By CCI Team
Anger is a reaction to a threat or insult that can be all-consuming and sometimes, difficult to deal with. While anger is a normal human emotion, how we deal with it is important for mental health and a sense of peace. If not handled well, anger can become a chronic issue, making it hard to control emotions and cause you to act “in the heat of the moment.”
Everyone becomes angry at some point in their lives. So, how can we deal with anger when it strikes? The trick is to control anger before it controls you, and if it’s getting out of control, seek help. Let’s look at the 3 main ways humans deal with anger.
The Ways of Dealing with Anger
Some people hold their anger inside because they don’t want the emotion visible to others. While internalizing your anger may prevent you from doing or saying things you may later regret, it doesn’t always make the emotion go away.
Studies have shown that people who routinely hold onto their anger put themselves at risk for health conditions like high blood pressure and restless sleep. If you’re able to internalize anger and mentally let go of it—by either forgiving the incident that caused you to be angry or deciding not to let it bother you—then you’ll likely reach a sense of peace with your anger and not let it affect you.
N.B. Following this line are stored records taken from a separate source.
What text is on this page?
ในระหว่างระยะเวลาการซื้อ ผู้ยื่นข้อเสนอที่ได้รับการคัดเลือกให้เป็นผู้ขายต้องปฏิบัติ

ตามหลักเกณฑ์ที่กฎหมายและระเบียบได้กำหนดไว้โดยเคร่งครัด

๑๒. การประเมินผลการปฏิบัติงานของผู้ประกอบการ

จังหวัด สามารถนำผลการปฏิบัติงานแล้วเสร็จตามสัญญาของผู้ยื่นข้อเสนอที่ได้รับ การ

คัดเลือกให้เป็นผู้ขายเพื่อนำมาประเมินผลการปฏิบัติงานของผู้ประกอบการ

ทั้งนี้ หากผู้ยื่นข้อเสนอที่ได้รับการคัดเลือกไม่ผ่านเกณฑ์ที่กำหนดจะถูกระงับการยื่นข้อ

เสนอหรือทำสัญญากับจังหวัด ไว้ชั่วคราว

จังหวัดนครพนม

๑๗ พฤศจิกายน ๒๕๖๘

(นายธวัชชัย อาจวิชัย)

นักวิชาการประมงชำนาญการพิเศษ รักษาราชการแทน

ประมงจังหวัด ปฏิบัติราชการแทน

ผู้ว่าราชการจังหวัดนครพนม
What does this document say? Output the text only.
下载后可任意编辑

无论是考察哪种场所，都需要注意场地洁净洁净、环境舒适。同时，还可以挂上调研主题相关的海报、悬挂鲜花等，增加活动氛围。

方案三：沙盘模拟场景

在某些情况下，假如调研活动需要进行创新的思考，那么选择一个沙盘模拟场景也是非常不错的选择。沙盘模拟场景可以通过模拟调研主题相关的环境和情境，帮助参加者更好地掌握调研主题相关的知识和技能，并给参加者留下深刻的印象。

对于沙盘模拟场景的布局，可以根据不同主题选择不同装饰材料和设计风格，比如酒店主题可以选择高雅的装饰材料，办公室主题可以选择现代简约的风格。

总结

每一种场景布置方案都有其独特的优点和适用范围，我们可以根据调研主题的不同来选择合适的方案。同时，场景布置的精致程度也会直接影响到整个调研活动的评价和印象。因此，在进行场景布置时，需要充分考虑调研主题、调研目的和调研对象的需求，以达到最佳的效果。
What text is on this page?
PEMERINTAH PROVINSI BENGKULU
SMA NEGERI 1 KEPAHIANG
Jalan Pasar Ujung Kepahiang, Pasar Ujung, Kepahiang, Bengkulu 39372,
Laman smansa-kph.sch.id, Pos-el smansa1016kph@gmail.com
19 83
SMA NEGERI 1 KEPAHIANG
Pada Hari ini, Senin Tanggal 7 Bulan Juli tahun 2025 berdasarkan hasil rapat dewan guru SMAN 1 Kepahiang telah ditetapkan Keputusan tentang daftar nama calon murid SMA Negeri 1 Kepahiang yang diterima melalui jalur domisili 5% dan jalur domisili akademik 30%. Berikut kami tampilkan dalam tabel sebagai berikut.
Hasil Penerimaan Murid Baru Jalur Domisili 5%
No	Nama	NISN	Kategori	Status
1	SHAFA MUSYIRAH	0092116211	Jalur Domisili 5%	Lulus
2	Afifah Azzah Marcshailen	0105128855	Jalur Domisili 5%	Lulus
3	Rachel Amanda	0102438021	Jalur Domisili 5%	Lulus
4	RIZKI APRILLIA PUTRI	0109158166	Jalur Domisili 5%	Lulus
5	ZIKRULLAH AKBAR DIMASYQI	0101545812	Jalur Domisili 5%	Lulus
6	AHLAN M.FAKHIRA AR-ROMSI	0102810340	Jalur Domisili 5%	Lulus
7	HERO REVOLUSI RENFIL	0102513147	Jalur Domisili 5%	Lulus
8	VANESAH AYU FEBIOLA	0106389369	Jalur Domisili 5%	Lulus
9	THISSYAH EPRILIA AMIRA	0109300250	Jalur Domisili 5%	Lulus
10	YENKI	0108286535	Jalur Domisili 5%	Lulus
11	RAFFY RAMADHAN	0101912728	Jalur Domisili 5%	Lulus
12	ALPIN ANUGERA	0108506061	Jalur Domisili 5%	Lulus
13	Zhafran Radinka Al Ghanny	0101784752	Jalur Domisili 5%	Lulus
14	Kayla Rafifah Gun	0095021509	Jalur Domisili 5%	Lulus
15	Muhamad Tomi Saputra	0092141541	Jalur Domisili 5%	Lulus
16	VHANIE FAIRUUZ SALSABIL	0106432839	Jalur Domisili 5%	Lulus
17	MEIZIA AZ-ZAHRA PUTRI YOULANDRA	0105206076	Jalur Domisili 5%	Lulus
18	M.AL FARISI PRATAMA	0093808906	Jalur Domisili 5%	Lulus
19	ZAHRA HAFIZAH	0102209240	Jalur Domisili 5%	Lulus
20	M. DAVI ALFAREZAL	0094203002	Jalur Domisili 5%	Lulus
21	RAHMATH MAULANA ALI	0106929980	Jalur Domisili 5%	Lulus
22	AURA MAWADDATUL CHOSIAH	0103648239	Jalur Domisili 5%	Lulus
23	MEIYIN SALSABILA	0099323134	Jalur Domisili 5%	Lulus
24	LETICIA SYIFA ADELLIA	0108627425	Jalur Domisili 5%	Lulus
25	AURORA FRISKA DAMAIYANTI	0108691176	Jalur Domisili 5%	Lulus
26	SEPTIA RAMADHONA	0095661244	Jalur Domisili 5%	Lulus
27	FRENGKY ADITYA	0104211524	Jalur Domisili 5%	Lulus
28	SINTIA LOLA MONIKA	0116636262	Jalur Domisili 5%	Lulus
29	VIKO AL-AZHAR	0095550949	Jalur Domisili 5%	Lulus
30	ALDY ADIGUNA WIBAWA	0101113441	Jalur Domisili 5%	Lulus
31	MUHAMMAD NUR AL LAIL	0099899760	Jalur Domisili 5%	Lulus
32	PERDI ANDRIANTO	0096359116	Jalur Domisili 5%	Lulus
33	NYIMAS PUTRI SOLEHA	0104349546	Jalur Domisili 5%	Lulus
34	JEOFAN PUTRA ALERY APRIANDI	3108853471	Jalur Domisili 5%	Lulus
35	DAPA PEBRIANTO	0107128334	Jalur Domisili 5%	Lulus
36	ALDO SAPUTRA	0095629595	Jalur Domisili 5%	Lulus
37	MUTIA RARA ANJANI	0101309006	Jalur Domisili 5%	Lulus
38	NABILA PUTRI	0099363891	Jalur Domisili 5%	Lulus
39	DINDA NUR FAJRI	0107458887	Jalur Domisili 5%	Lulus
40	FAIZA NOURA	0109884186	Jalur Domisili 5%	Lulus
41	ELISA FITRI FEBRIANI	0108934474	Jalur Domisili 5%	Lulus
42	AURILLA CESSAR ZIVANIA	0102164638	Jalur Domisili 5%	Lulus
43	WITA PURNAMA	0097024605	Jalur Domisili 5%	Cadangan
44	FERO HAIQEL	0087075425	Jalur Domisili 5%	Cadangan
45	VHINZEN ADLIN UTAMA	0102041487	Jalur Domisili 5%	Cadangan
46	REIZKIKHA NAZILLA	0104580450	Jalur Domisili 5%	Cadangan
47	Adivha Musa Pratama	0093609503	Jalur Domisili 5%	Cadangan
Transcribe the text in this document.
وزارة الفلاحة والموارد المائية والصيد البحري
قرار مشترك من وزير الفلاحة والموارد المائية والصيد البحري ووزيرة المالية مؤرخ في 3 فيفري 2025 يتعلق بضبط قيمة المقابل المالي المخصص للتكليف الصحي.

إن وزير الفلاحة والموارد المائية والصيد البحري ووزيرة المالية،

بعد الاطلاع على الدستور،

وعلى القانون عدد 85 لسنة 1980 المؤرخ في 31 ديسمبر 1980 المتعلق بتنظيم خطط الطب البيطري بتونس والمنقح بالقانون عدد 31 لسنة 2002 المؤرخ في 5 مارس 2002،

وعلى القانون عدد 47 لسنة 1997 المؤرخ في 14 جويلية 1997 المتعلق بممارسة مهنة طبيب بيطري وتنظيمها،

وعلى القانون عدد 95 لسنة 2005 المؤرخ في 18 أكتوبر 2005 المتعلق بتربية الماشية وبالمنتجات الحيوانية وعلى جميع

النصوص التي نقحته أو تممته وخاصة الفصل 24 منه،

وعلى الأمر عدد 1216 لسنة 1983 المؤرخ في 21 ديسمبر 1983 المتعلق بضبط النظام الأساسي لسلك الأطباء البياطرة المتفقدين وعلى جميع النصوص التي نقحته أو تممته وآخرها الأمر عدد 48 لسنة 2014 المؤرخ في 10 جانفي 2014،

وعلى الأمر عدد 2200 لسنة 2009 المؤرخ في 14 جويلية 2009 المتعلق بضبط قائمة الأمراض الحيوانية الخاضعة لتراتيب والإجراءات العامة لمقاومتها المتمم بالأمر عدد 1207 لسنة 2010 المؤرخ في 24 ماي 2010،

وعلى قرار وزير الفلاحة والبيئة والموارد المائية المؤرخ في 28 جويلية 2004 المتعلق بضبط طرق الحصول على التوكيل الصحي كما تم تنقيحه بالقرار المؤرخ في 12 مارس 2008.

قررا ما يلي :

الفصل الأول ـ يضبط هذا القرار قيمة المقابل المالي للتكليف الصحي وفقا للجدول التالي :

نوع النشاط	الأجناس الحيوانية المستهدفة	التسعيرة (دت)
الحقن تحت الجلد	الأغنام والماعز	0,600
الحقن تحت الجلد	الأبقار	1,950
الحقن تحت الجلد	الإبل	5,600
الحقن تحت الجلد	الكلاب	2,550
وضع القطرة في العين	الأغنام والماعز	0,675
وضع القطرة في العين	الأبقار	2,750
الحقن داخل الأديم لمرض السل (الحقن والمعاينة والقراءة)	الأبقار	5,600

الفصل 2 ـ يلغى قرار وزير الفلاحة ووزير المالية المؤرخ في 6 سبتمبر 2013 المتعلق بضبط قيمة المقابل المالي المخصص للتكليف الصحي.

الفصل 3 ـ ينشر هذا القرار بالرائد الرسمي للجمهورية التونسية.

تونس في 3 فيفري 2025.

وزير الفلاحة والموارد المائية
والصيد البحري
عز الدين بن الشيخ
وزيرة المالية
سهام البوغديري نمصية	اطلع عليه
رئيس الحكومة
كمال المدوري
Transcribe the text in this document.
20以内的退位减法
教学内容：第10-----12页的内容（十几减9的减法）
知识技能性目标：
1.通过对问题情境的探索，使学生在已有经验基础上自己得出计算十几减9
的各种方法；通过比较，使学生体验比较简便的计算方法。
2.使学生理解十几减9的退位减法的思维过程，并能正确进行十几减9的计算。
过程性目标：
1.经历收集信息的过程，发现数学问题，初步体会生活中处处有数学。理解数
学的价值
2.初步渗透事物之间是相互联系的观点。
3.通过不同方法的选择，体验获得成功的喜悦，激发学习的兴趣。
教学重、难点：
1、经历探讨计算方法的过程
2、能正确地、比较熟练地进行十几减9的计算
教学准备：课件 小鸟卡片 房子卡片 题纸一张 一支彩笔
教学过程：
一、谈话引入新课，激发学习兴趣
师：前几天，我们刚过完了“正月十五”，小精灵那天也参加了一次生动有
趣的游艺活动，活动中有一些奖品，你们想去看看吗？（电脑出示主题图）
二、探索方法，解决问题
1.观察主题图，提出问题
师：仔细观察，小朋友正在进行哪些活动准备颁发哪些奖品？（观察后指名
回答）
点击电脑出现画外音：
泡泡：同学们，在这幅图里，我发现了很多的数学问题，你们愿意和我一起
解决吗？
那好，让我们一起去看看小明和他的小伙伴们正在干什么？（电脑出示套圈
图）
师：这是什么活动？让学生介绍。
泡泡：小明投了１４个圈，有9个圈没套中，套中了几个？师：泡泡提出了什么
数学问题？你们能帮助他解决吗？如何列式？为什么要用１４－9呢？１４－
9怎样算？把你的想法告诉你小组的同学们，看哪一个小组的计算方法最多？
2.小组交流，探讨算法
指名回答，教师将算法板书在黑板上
But for some, holding in anger only makes the emotion brew and grow stronger. They need another way to cope.
Let it Out
Expressing anger can help you let go of the emotion. There are many ways of letting anger out; some are better routes than others. Yelling and shouting are less desirable ways of expressing anger, especially if another person is at the receiving end. Becoming physical, fighting or getting “in someone’s face” might help release anger, but aren’t the best choice. Routinely venting anger onto others, or becoming physical with others, is not only harmful but can actually increase the amount of anger that you feel.
While it’s true that physical expression works to reduce stress and anger, doing it appropriately is key. Consider a physical work out, running, brisk walking, or letting off steam on a punching bag as an outlet for reducing anger. Exercise releases endorphins, which can help you feel better and think with a clearer head.
Let it Go
The final way humans deal with anger is by letting it go. This is an excellent concept, but often hard for people to accomplish. Learning to let anger go is a learned behavior—a beneficial one! You may know someone who is good at “brushing things off,” or who doesn’t let things bother him. This doesn’t mean that person doesn’t feel angry. He’s simply learned to let go of the negative emotion.
Consider how you think about the situation that caused you to be angry. Is it worth continually mulling over what was said or done to you, feeling angry and furious, or would it be better not to hold a grudge? Learning to accept that you can’t change the situation that caused your anger is a good step in letting the emotion go. Try replacing negative, angry thoughts with more rational ones. And remind yourself that getting angry isn’t going to solve any problems—it might just make things worse.
What you can do About Anger
If the anger is too much to deal with on your own, talking to a trusted friend, family member, or if needed, a mental health professional who leads anger management classes can help. If you’re struggling to deal with anger, consider verbal expression. Sometimes a listening ear is the perfect outlet for getting anger under control and dealing better with it in the future.